## Uncanny Triangles

Thomas, Jane and Anna were drawing right angled triangles on squared paper. Their triangles had two sides which were an exact number of squares long and could not be longer than $15$ squares. These are Jane's triangles:

They were calculating the areas of the triangles.

"I've got one triangle where the area and the sum of the lengths of the two shorter sides come to exactly the same number!" exclaimed Anna, "Look, it's that one!"

Thomas looked at his work. "How uncanny - but so have I! But look at it. It's quite a different shape from yours."

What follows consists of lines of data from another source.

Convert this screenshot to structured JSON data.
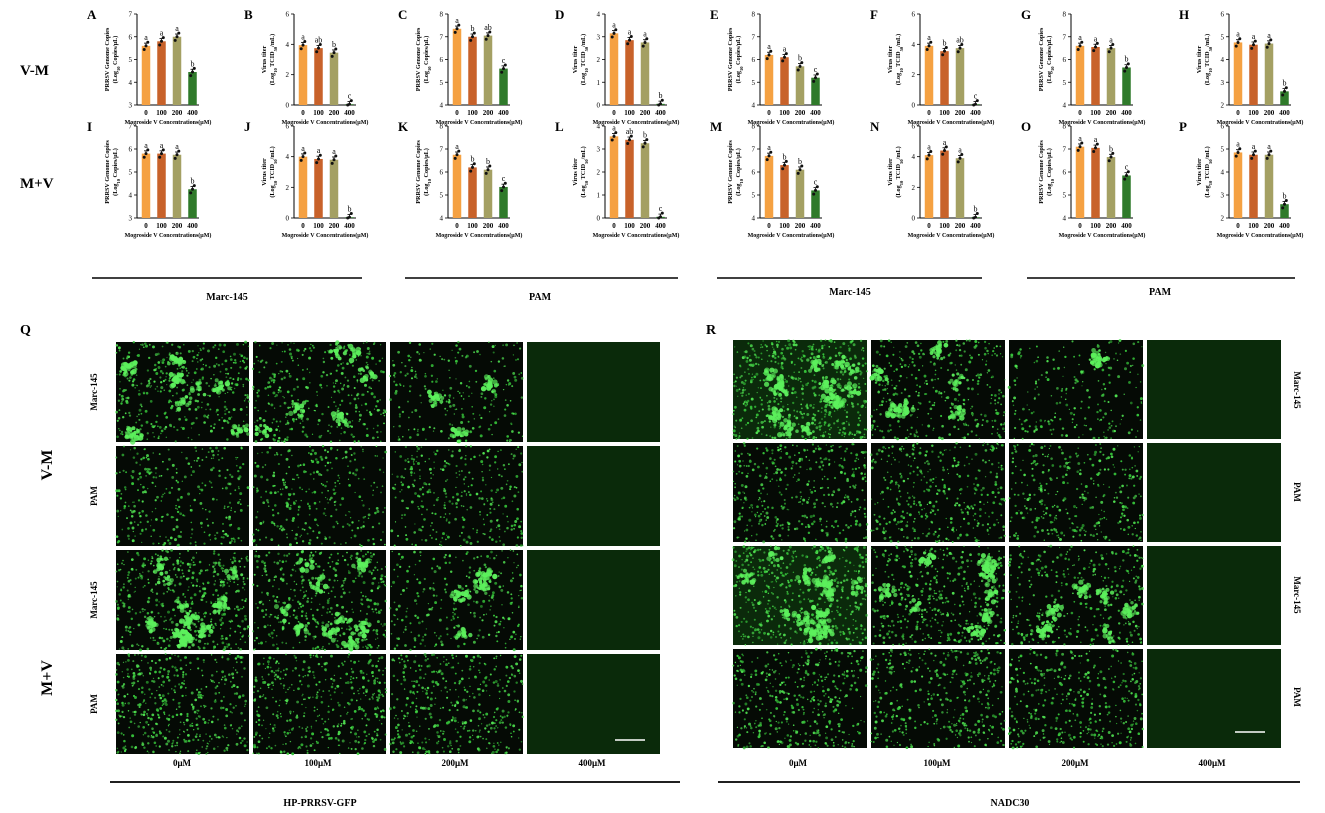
{
  "figure": {
    "row_labels": [
      "V-M",
      "M+V"
    ],
    "group_labels": [
      "Marc-145",
      "PAM",
      "Marc-145",
      "PAM"
    ],
    "bottom_labels": [
      "HP-PRRSV-GFP",
      "NADC30"
    ],
    "micro_panel_letters": [
      "Q",
      "R"
    ],
    "micro_col_labels": [
      "0μM",
      "100μM",
      "200μM",
      "400μM"
    ],
    "micro_row_labels_left": [
      "Marc-145",
      "PAM",
      "Marc-145",
      "PAM"
    ],
    "micro_row_labels_right": [
      "Marc-145",
      "PAM",
      "Marc-145",
      "PAM"
    ],
    "micro_left_side_labels": [
      "V-M",
      "M+V"
    ],
    "micro_density": {
      "left": [
        [
          0.55,
          0.45,
          0.18,
          0
        ],
        [
          0.35,
          0.35,
          0.38,
          0
        ],
        [
          0.75,
          0.65,
          0.25,
          0
        ],
        [
          0.7,
          0.65,
          0.6,
          0
        ]
      ],
      "right": [
        [
          0.95,
          0.45,
          0.15,
          0
        ],
        [
          0.55,
          0.5,
          0.4,
          0
        ],
        [
          0.85,
          0.65,
          0.45,
          0
        ],
        [
          0.6,
          0.55,
          0.55,
          0
        ]
      ]
    }
  },
  "colors": {
    "bar0": "#f5a142",
    "bar100": "#c8622a",
    "bar200": "#a4a063",
    "bar400": "#2f7a2a",
    "green": "#38d43c"
  },
  "chart_data": [
    {
      "letter": "A",
      "type": "bar",
      "ylabel1": "PRRSV Genome Copies",
      "ylabel2": "(Log10 Copies/μL)",
      "xlabel": "Mogroside V Concentrations(μM)",
      "categories": [
        "0",
        "100",
        "200",
        "400"
      ],
      "ylim": [
        3,
        7
      ],
      "yticks": [
        "3",
        "4",
        "5",
        "6",
        "7"
      ],
      "values": [
        5.6,
        5.8,
        6.0,
        4.45
      ],
      "sig": [
        "a",
        "a",
        "a",
        "b"
      ]
    },
    {
      "letter": "B",
      "type": "bar",
      "ylabel1": "Virus titer",
      "ylabel2": "(Log10 TCID50/mL)",
      "xlabel": "Mogroside V Concentrations(μM)",
      "categories": [
        "0",
        "100",
        "200",
        "400"
      ],
      "ylim": [
        0,
        6
      ],
      "yticks": [
        "0",
        "2",
        "4",
        "6"
      ],
      "values": [
        3.95,
        3.75,
        3.45,
        0.05
      ],
      "sig": [
        "a",
        "ab",
        "b",
        "c"
      ]
    },
    {
      "letter": "C",
      "type": "bar",
      "ylabel1": "PRRSV Genome Copies",
      "ylabel2": "(Log10 Copies/μL)",
      "xlabel": "Mogroside V Concentrations(μM)",
      "categories": [
        "0",
        "100",
        "200",
        "400"
      ],
      "ylim": [
        4,
        8
      ],
      "yticks": [
        "4",
        "5",
        "6",
        "7",
        "8"
      ],
      "values": [
        7.35,
        7.0,
        7.05,
        5.6
      ],
      "sig": [
        "a",
        "b",
        "ab",
        "c"
      ]
    },
    {
      "letter": "D",
      "type": "bar",
      "ylabel1": "Virus titer",
      "ylabel2": "(Log10 TCID50/mL)",
      "xlabel": "Mogroside V Concentrations(μM)",
      "categories": [
        "0",
        "100",
        "200",
        "400"
      ],
      "ylim": [
        0,
        4
      ],
      "yticks": [
        "0",
        "1",
        "2",
        "3",
        "4"
      ],
      "values": [
        3.15,
        2.85,
        2.75,
        0.05
      ],
      "sig": [
        "a",
        "a",
        "a",
        "b"
      ]
    },
    {
      "letter": "E",
      "type": "bar",
      "ylabel1": "PRRSV Genome Copies",
      "ylabel2": "(Log10 Copies/μL)",
      "xlabel": "Mogroside V Concentrations(μM)",
      "categories": [
        "0",
        "100",
        "200",
        "400"
      ],
      "ylim": [
        4,
        8
      ],
      "yticks": [
        "4",
        "5",
        "6",
        "7",
        "8"
      ],
      "values": [
        6.2,
        6.1,
        5.7,
        5.2
      ],
      "sig": [
        "a",
        "a",
        "b",
        "c"
      ]
    },
    {
      "letter": "F",
      "type": "bar",
      "ylabel1": "Virus titer",
      "ylabel2": "(Log10 TCID50/mL)",
      "xlabel": "Mogroside V Concentrations(μM)",
      "categories": [
        "0",
        "100",
        "200",
        "400"
      ],
      "ylim": [
        0,
        6
      ],
      "yticks": [
        "0",
        "2",
        "4",
        "6"
      ],
      "values": [
        3.9,
        3.55,
        3.75,
        0.05
      ],
      "sig": [
        "a",
        "b",
        "ab",
        "c"
      ]
    },
    {
      "letter": "G",
      "type": "bar",
      "ylabel1": "PRRSV Genome Copies",
      "ylabel2": "(Log10 Copies/μL)",
      "xlabel": "Mogroside V Concentrations(μM)",
      "categories": [
        "0",
        "100",
        "200",
        "400"
      ],
      "ylim": [
        4,
        8
      ],
      "yticks": [
        "4",
        "5",
        "6",
        "7",
        "8"
      ],
      "values": [
        6.6,
        6.55,
        6.5,
        5.65
      ],
      "sig": [
        "a",
        "a",
        "a",
        "b"
      ]
    },
    {
      "letter": "H",
      "type": "bar",
      "ylabel1": "Virus titer",
      "ylabel2": "(Log10 TCID50/mL)",
      "xlabel": "Mogroside V Concentrations(μM)",
      "categories": [
        "0",
        "100",
        "200",
        "400"
      ],
      "ylim": [
        2,
        6
      ],
      "yticks": [
        "2",
        "3",
        "4",
        "5",
        "6"
      ],
      "values": [
        4.75,
        4.65,
        4.7,
        2.6
      ],
      "sig": [
        "a",
        "a",
        "a",
        "b"
      ]
    },
    {
      "letter": "I",
      "type": "bar",
      "ylabel1": "PRRSV Genome Copies",
      "ylabel2": "(Log10 Copies/μL)",
      "xlabel": "Mogroside V Concentrations(μM)",
      "categories": [
        "0",
        "100",
        "200",
        "400"
      ],
      "ylim": [
        3,
        7
      ],
      "yticks": [
        "3",
        "4",
        "5",
        "6",
        "7"
      ],
      "values": [
        5.8,
        5.8,
        5.75,
        4.25
      ],
      "sig": [
        "a",
        "a",
        "a",
        "b"
      ]
    },
    {
      "letter": "J",
      "type": "bar",
      "ylabel1": "Virus titer",
      "ylabel2": "(Log10 TCID50/mL)",
      "xlabel": "Mogroside V Concentrations(μM)",
      "categories": [
        "0",
        "100",
        "200",
        "400"
      ],
      "ylim": [
        0,
        6
      ],
      "yticks": [
        "0",
        "2",
        "4",
        "6"
      ],
      "values": [
        4.0,
        3.85,
        3.8,
        0.05
      ],
      "sig": [
        "a",
        "a",
        "a",
        "b"
      ]
    },
    {
      "letter": "K",
      "type": "bar",
      "ylabel1": "PRRSV Genome Copies",
      "ylabel2": "(Log10 Copies/μL)",
      "xlabel": "Mogroside V Concentrations(μM)",
      "categories": [
        "0",
        "100",
        "200",
        "400"
      ],
      "ylim": [
        4,
        8
      ],
      "yticks": [
        "4",
        "5",
        "6",
        "7",
        "8"
      ],
      "values": [
        6.75,
        6.2,
        6.1,
        5.35
      ],
      "sig": [
        "a",
        "b",
        "b",
        "c"
      ]
    },
    {
      "letter": "L",
      "type": "bar",
      "ylabel1": "Virus titer",
      "ylabel2": "(Log10 TCID50/mL)",
      "xlabel": "Mogroside V Concentrations(μM)",
      "categories": [
        "0",
        "100",
        "200",
        "400"
      ],
      "ylim": [
        0,
        4
      ],
      "yticks": [
        "0",
        "1",
        "2",
        "3",
        "4"
      ],
      "values": [
        3.55,
        3.4,
        3.25,
        0.05
      ],
      "sig": [
        "a",
        "ab",
        "b",
        "c"
      ]
    },
    {
      "letter": "M",
      "type": "bar",
      "ylabel1": "PRRSV Genome Copies",
      "ylabel2": "(Log10 Copies/μL)",
      "xlabel": "Mogroside V Concentrations(μM)",
      "categories": [
        "0",
        "100",
        "200",
        "400"
      ],
      "ylim": [
        4,
        8
      ],
      "yticks": [
        "4",
        "5",
        "6",
        "7",
        "8"
      ],
      "values": [
        6.7,
        6.3,
        6.1,
        5.2
      ],
      "sig": [
        "a",
        "b",
        "b",
        "c"
      ]
    },
    {
      "letter": "N",
      "type": "bar",
      "ylabel1": "Virus titer",
      "ylabel2": "(Log10 TCID50/mL)",
      "xlabel": "Mogroside V Concentrations(μM)",
      "categories": [
        "0",
        "100",
        "200",
        "400"
      ],
      "ylim": [
        0,
        6
      ],
      "yticks": [
        "0",
        "2",
        "4",
        "6"
      ],
      "values": [
        4.1,
        4.4,
        3.9,
        0.05
      ],
      "sig": [
        "a",
        "a",
        "a",
        "b"
      ]
    },
    {
      "letter": "O",
      "type": "bar",
      "ylabel1": "PRRSV Genome Copies",
      "ylabel2": "(Log10 Copies/μL)",
      "xlabel": "Mogroside V Concentrations(μM)",
      "categories": [
        "0",
        "100",
        "200",
        "400"
      ],
      "ylim": [
        4,
        8
      ],
      "yticks": [
        "4",
        "5",
        "6",
        "7",
        "8"
      ],
      "values": [
        7.1,
        7.05,
        6.65,
        5.85
      ],
      "sig": [
        "a",
        "a",
        "b",
        "c"
      ]
    },
    {
      "letter": "P",
      "type": "bar",
      "ylabel1": "Virus titer",
      "ylabel2": "(Log10 TCID50/mL)",
      "xlabel": "Mogroside V Concentrations(μM)",
      "categories": [
        "0",
        "100",
        "200",
        "400"
      ],
      "ylim": [
        2,
        6
      ],
      "yticks": [
        "2",
        "3",
        "4",
        "5",
        "6"
      ],
      "values": [
        4.85,
        4.75,
        4.75,
        2.6
      ],
      "sig": [
        "a",
        "a",
        "a",
        "b"
      ]
    }
  ]
}
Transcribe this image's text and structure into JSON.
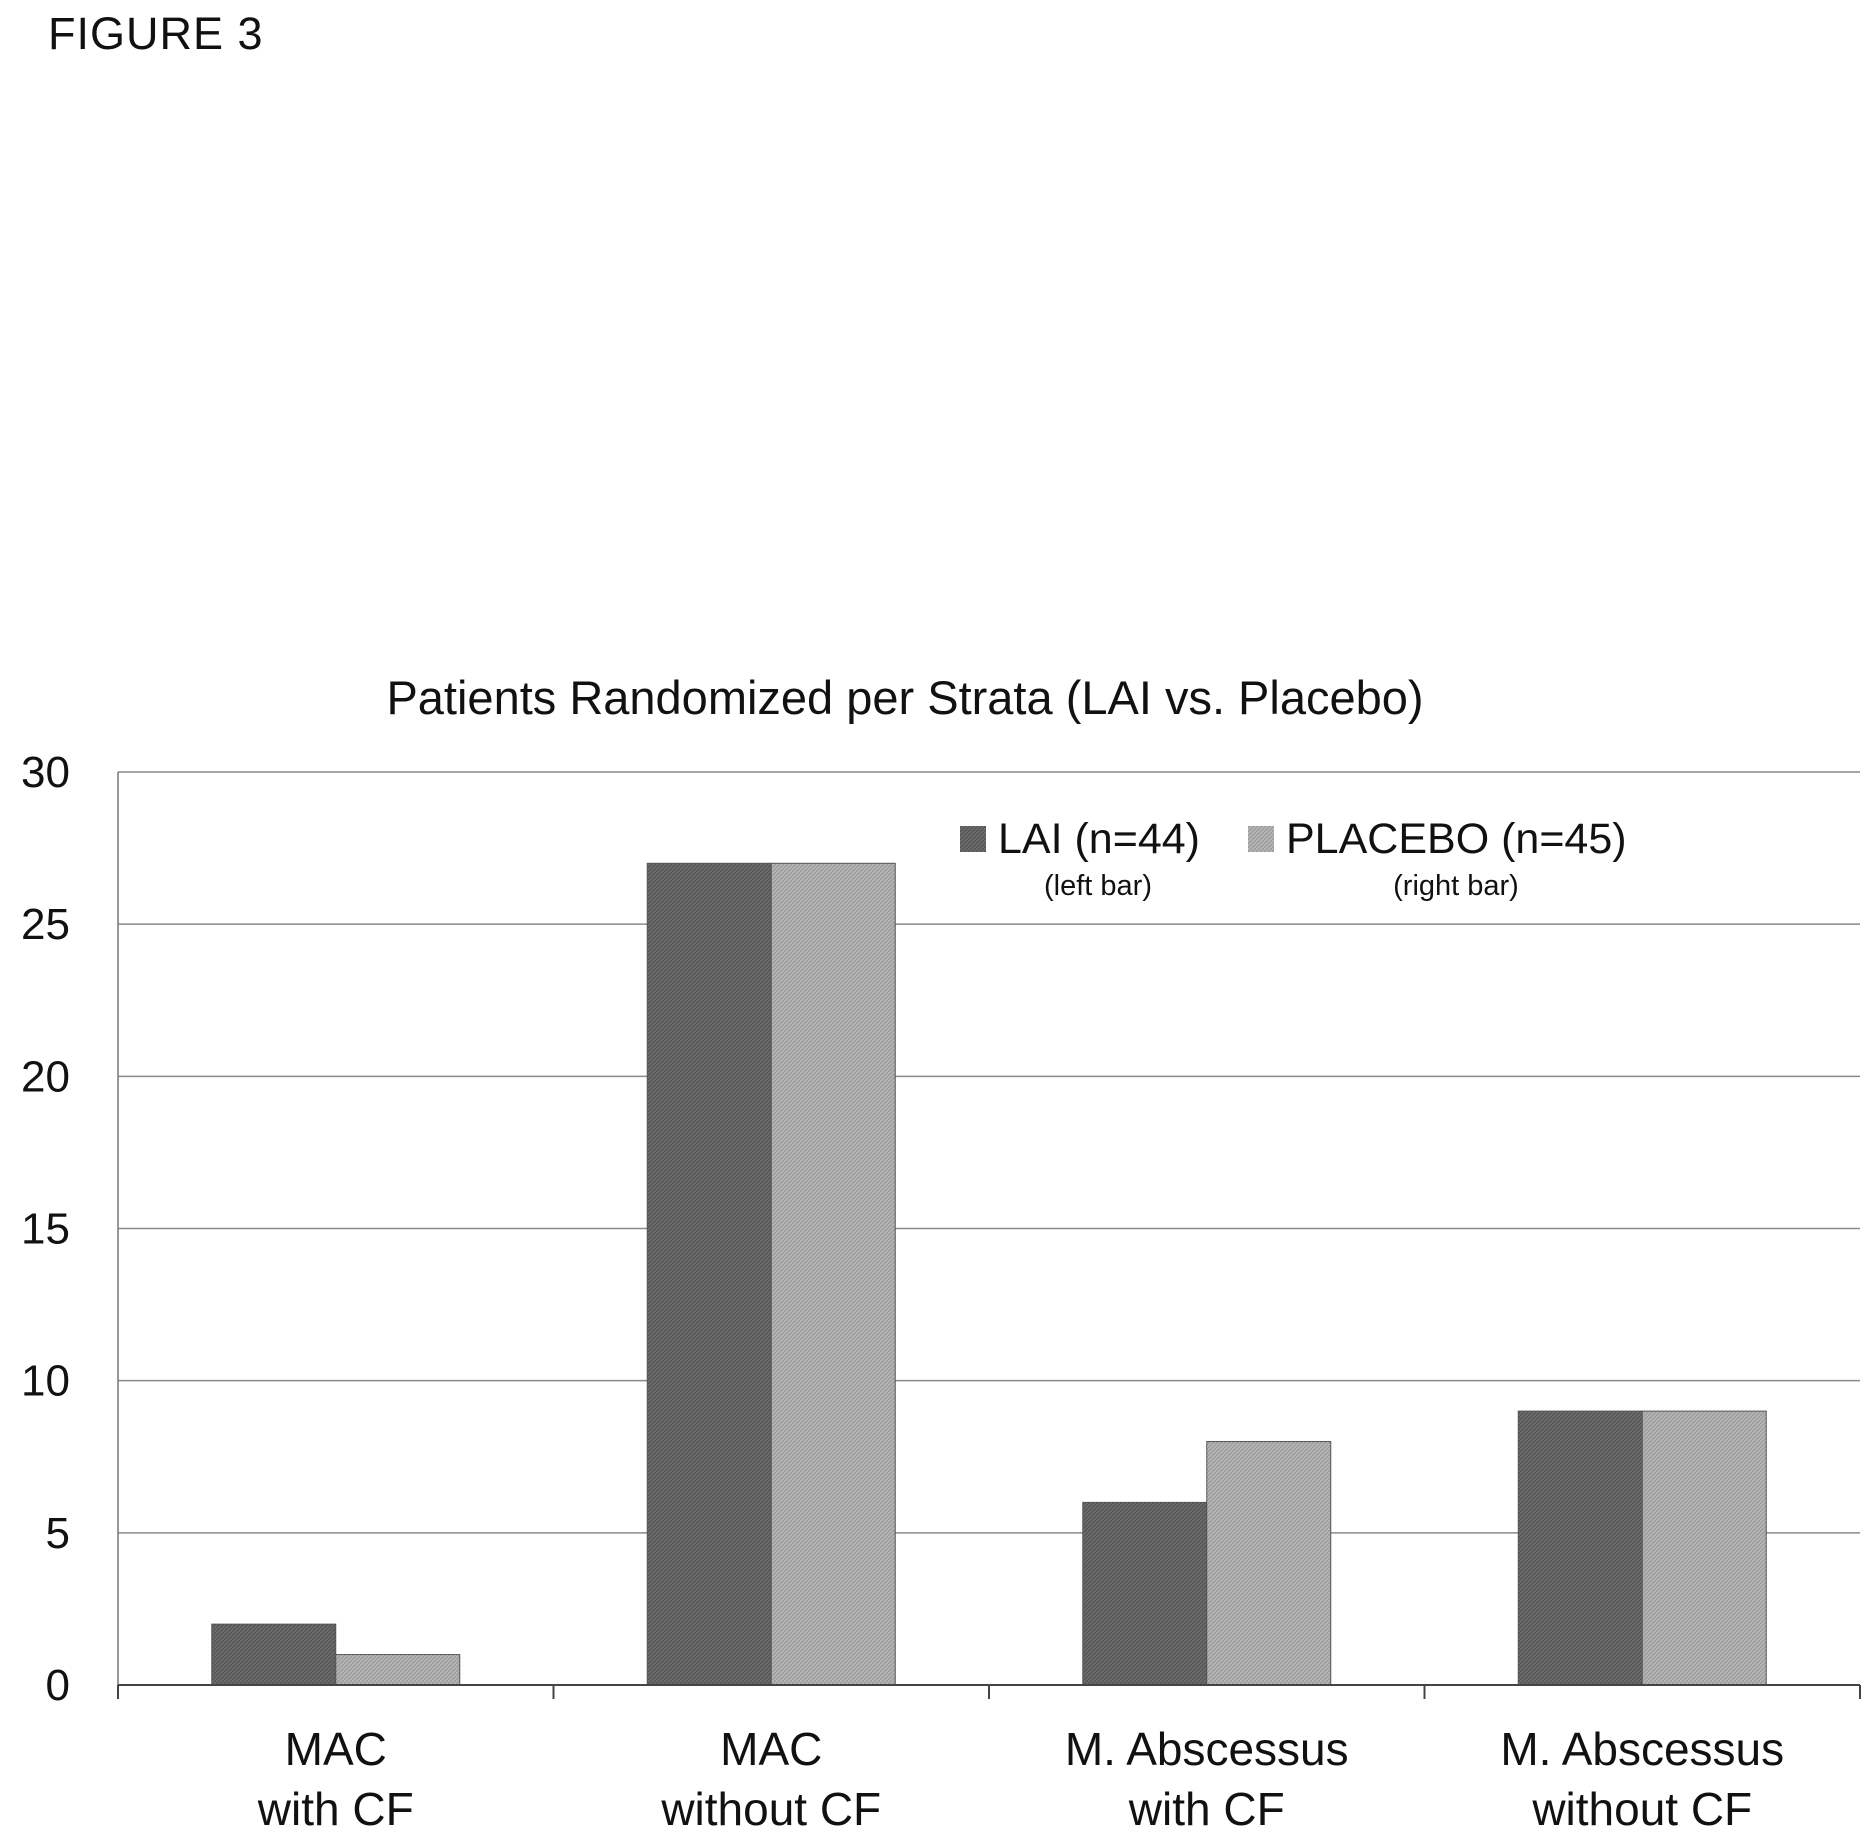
{
  "figure_label": "FIGURE 3",
  "chart_data": {
    "type": "bar",
    "title": "Patients Randomized per Strata (LAI vs. Placebo)",
    "xlabel": "",
    "ylabel": "",
    "ylim": [
      0,
      30
    ],
    "yticks": [
      0,
      5,
      10,
      15,
      20,
      25,
      30
    ],
    "grid": true,
    "legend_position": "top-right",
    "categories": [
      [
        "MAC",
        "with CF"
      ],
      [
        "MAC",
        "without CF"
      ],
      [
        "M. Abscessus",
        "with CF"
      ],
      [
        "M. Abscessus",
        "without CF"
      ]
    ],
    "series": [
      {
        "name": "LAI (n=44)",
        "note": "(left bar)",
        "color": "#666666",
        "values": [
          2,
          27,
          6,
          9
        ]
      },
      {
        "name": "PLACEBO (n=45)",
        "note": "(right bar)",
        "color": "#b0b0b0",
        "values": [
          1,
          27,
          8,
          9
        ]
      }
    ]
  }
}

What were the measurements of the triangles they had drawn?

### Why do this problem?

This problem needs a systematic approach. It is useful when learners are studying the area of right-angled triangles. It is important to remember that it is only the

two shorter sides of the triangles that are being considered in the problem, not all three sides.

### Possible approach

Most learners will need to draw some right-angled triangles on squared paper to get a feel for the problem.

### Key questions

Where is a good place to start?

Have you looked at some of the examples given in the problem?

Do you need to draw all possible triangles to see if any meet the requirements?

If you double the length of the sides how does the area change?

### Possible extension

Learners could consider fractional measures or look for triangles where the sum of the

three sides is numerically equal to the area.

### Possible support

Suggest drawing some right-angled triangles on squared paper and counting the squares to find the area.